Ghana's SME owners left reeling from petroleum product tax increase

Owners of small- and- medium-scale enterprises (SMEs) throughout Ghana are bracing for the struggles they may face after the nation's government announced a 27 percent tax that would be levied on all petroleum products.

The announcement came as worldwide prices of crude oil plummeted.

Some business owners aren't sure how - or if - their businesses will survive, because they will likely have to increase the prices of their products to cover increased fuel costs.

“Obviously, it is going to affect businesses and entrepreneurs are going to suffer the most," Yaganoma Baatuolku, owner of Wanjo Foods, said. "It is going to be difficult for most of us to increase our prices and be competitive within the market. So either we are going to break-even constantly or we are going to run at a loss."

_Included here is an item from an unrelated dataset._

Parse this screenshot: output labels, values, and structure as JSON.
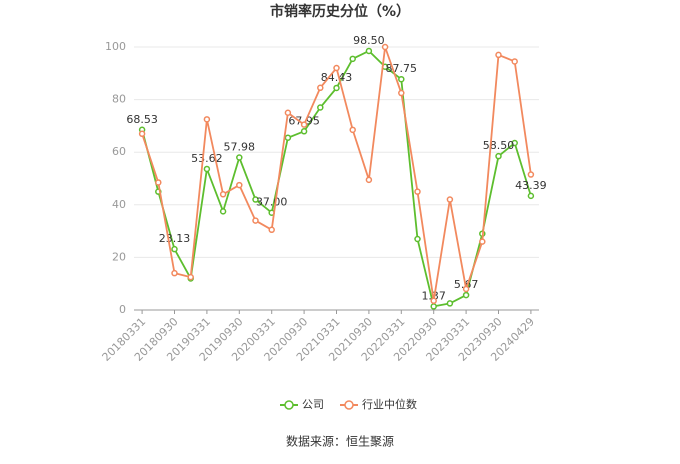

Wanjo is a producer and marketer of fruit juices and other beverages. Baatuolku said the fuel price hike will likely mean decreased project margins for Wanjo, noting that the abruptness of the tax increase on petroleum products would not allow for gradual price increases on Wanjo's products.

"My business has seen a constant reduction in profit margins, and it is going to get worse," Baatuolku said. "I believe the fuel price hikes will push many SMEs out of business because they can no longer absorb the high cost of doing business in the country.”

Wanjo's products are made using raw materials Baatuolku has to have shipped into Ghana; additionally, the company has delivered products to the customers without a delivery charge. Given the fuel price hike, Baatuolku is unsure whether Wanjo will be able to continue providing this service.

Some energy industry experts are also decrying the tax hike. Mohammed Amin Adam, the African Centre for Energy Policy's (ACEP) executive director, said he could not think of any justification for the decision to hike the tax so dramatically.

“We have challenges understanding why, apart from paying higher electricity tariffs, consumers are also being asked to pay debts accumulated from inefficiencies on the part of VRA and ECG, as well as government’s negligence of its responsibility to the utilities through petroleum levies,” Adam said.

Baba Yabdow, a producer of fruit juice whose business is based in northern Ghana, also fears for the survival of his business, noting the tax will raise his daily operating expenses drastically.

"Hiking these prices all in the space of one month is very insensitive on the part of government, and it is going to collapse some small businesses," Yabdow said.

Still, Casiel Ato Forson, Ghana's deputy minister of finance, stood behind the decision to raise the tax on petroleum products.

"Parliament didn’t do a poor job," Forson said. "Parliament did a wonderful job. What Parliament did was to give approval to a law, and it is one of the best laws ever made in this country."